On 2010-Jan-19 00:26:27 +0800, Jesus Cea <j...@jcea.es> wrote:
>On 01/18/2010 05:11 PM, David Magda wrote:
>> Ext2/3 uses 5% by default for root's usage; 8% under FreeBSD for FFS.
>> Solaris (10) uses a bit more nuance for its UFS:
>
>That reservation is to preclude users to exhaust diskspace in such a way
>that ever "root" can not login and solve the problem.

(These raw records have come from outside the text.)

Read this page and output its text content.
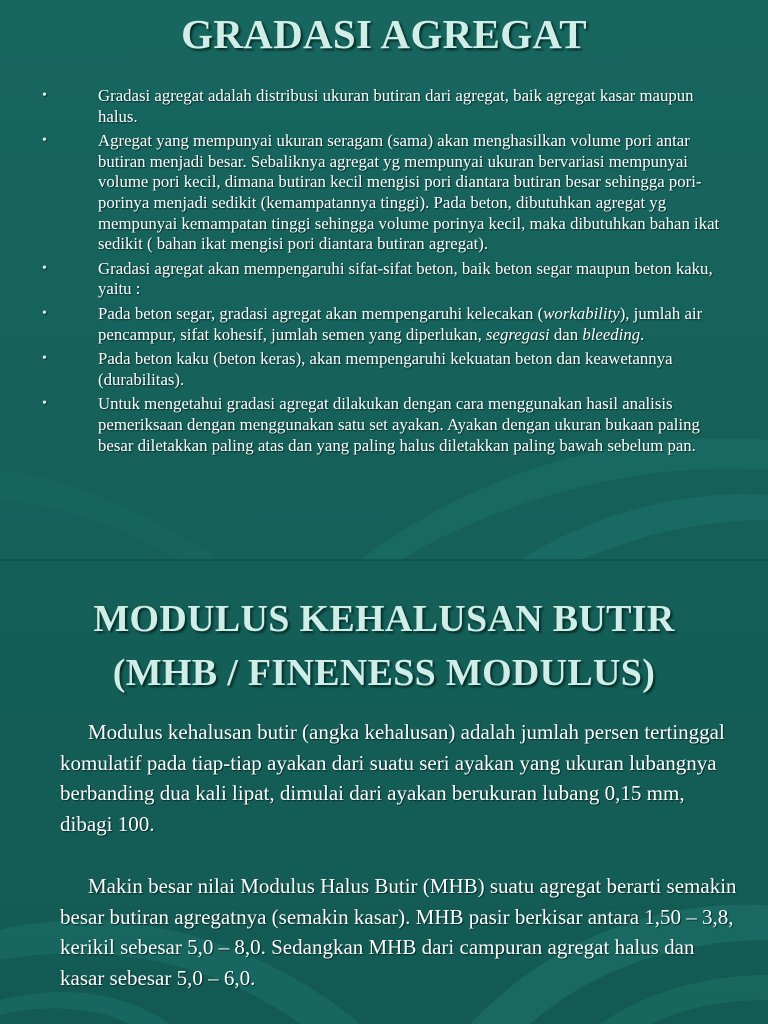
GRADASI AGREGAT
•	Gradasi agregat adalah distribusi ukuran butiran dari agregat, baik agregat kasar maupun halus.
•	Agregat yang mempunyai ukuran seragam (sama) akan menghasilkan volume pori antar butiran menjadi besar. Sebaliknya agregat yg mempunyai ukuran bervariasi mempunyai volume pori kecil, dimana butiran kecil mengisi pori diantara butiran besar sehingga pori-porinya menjadi sedikit (kemampatannya tinggi). Pada beton, dibutuhkan agregat yg mempunyai kemampatan tinggi sehingga volume porinya kecil, maka dibutuhkan bahan ikat sedikit ( bahan ikat mengisi pori diantara butiran agregat).
•	Gradasi agregat akan mempengaruhi sifat-sifat beton, baik beton segar maupun beton kaku, yaitu :
•	Pada beton segar, gradasi agregat akan mempengaruhi kelecakan (workability), jumlah air pencampur, sifat kohesif, jumlah semen yang diperlukan, segregasi dan bleeding.
•	Pada beton kaku (beton keras), akan mempengaruhi kekuatan beton dan keawetannya (durabilitas).
•	Untuk mengetahui gradasi agregat dilakukan dengan cara menggunakan hasil analisis pemeriksaan dengan menggunakan satu set ayakan. Ayakan dengan ukuran bukaan paling besar diletakkan paling atas dan yang paling halus diletakkan paling bawah sebelum pan.
MODULUS KEHALUSAN BUTIR
(MHB / FINENESS MODULUS)

Modulus kehalusan butir (angka kehalusan) adalah jumlah persen tertinggal komulatif pada tiap-tiap ayakan dari suatu seri ayakan yang ukuran lubangnya berbanding dua kali lipat, dimulai dari ayakan berukuran lubang 0,15 mm, dibagi 100.

Makin besar nilai Modulus Halus Butir (MHB) suatu agregat berarti semakin besar butiran agregatnya (semakin kasar). MHB pasir berkisar antara 1,50 – 3,8, kerikil sebesar 5,0 – 8,0. Sedangkan MHB dari campuran agregat halus dan kasar sebesar 5,0 – 6,0.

At least for UFS-derived filesystems (ie FreeBSD and Solaris), the
primary reason for the 8-10% "reserved" space is to minimise FS
fragmentation and improve space allocation performance:  More total
free space means it's quicker and easier to find the required
contiguous (or any) free space whilst searching a free space bitmap.
Allowing root to eat into that "reserved" space provided a neat
solution to resource starvation issues but was not the justification.

>I agree that is a lot of space but only 2% of a "modern disk". My point
>is that 32GB is a lot of space to reserve to be able, for instance, to
>delete a file when the pool is "full" (thanks to COW). And more when the
>minimum reserved is 32MB and ZFS can get away with it. I think that
>could be a good thing to put a cap to the maximum implicit reservation.

AFAIK, it's also necessary to ensure reasonable ZFS performance - the
"find some free space" issue becomes much more time critical with a
COW filesystem.  I recently had a 2.7TB RAIDZ1 pool get to the point
where zpool was reporting ~2% free space - and performance was
absolutely abyssmal (fsync() was taking over 16 seconds).  When I
freed up a few percent more space, the performance recovered.

Maybe it would be useful if ZFS allowed the "reserved" space to be
tuned lower but, at least for ZFS v13, the "reserved" space seems to
actually be a bit less than is needed for ZFS to function reasonably.